Les deux gars se redressèrent pour entendre le chien s'enfuir, qui ne se
cachait pas du tout, menait grand bruit et couinait dans sa fuite de
gibier trouillard.
La Yolande morte s'étalait par terre. Toute désarticulée et rhabillée à
la va-vite, on aurait dit une poupée de son dont personne veut plus.
Dans le potager d'à côté, il y avait Soazig pliée par sa trouille, par
le rythme de sa trouille qui la martelait au sein, juste sur le froid
d'une pierre. Elle restait là, sans presque respirer, aux aguets, l'oeil
énormément agrandi comme pour voir au travers du ciment de terre sèche
dont on scelle les muretins en Bretagne. Elle prenait même un peu, des
coudes, le risque de se redresser.
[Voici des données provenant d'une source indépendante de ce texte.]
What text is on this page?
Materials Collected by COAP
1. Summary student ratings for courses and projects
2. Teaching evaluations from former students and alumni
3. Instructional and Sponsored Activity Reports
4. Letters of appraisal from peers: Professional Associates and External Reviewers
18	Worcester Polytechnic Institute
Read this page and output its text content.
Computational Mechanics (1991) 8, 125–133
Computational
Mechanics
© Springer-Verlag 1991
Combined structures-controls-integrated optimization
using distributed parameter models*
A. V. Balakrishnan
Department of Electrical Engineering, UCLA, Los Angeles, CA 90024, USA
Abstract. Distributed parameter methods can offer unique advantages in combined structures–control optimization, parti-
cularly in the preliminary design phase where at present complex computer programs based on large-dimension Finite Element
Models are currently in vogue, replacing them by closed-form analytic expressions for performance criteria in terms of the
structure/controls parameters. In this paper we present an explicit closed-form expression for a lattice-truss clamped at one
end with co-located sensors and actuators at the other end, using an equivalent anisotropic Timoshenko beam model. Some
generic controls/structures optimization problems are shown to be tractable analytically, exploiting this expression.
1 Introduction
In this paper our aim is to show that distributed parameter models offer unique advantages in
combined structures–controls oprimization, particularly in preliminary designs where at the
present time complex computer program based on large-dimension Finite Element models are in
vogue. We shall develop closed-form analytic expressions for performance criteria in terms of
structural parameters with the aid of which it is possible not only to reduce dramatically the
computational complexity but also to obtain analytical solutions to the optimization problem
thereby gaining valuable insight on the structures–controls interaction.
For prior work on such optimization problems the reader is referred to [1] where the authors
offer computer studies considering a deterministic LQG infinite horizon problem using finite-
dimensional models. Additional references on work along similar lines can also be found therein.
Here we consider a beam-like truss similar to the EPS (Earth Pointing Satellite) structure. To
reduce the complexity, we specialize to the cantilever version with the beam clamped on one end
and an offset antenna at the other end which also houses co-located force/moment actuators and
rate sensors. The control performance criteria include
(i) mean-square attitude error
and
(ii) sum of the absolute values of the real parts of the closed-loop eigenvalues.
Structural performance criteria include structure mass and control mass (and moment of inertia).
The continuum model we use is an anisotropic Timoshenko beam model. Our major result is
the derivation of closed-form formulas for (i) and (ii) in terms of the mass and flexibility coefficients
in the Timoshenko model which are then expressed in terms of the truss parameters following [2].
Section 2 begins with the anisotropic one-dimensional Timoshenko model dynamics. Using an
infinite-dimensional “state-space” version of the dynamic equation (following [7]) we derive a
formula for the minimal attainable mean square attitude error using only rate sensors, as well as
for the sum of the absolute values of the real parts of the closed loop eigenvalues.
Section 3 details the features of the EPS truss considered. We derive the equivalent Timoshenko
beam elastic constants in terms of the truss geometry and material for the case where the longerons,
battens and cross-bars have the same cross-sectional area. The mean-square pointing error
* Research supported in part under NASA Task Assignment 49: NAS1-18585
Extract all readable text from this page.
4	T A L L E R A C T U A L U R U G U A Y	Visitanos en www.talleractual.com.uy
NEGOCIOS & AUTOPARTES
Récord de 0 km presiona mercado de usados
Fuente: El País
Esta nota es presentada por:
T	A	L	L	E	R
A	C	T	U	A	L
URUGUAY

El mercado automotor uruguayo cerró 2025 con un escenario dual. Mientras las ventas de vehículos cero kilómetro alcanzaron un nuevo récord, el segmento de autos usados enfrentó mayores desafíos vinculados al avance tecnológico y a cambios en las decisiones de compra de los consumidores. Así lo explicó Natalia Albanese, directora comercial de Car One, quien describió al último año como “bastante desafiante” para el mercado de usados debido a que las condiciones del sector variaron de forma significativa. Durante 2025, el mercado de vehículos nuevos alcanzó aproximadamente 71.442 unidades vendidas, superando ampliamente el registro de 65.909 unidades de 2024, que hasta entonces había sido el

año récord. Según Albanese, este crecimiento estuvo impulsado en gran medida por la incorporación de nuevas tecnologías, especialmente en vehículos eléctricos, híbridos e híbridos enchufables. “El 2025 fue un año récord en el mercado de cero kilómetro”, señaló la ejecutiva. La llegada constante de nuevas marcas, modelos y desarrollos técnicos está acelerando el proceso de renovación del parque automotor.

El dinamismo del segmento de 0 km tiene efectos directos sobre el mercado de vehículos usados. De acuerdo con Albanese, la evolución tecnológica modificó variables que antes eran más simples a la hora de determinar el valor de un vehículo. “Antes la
Elle commençait à deviner la présence
alertée des hommes quand l'un qui s'approchait pattes de loup, la vit
ainsi toute retroussée par la boue qui colle à la peau exactement comme
le rire muet -elle voyait parfaitement se plisser son visage mal rasé-
de l'autre qui portait une mitraillette au long de sa cuisse.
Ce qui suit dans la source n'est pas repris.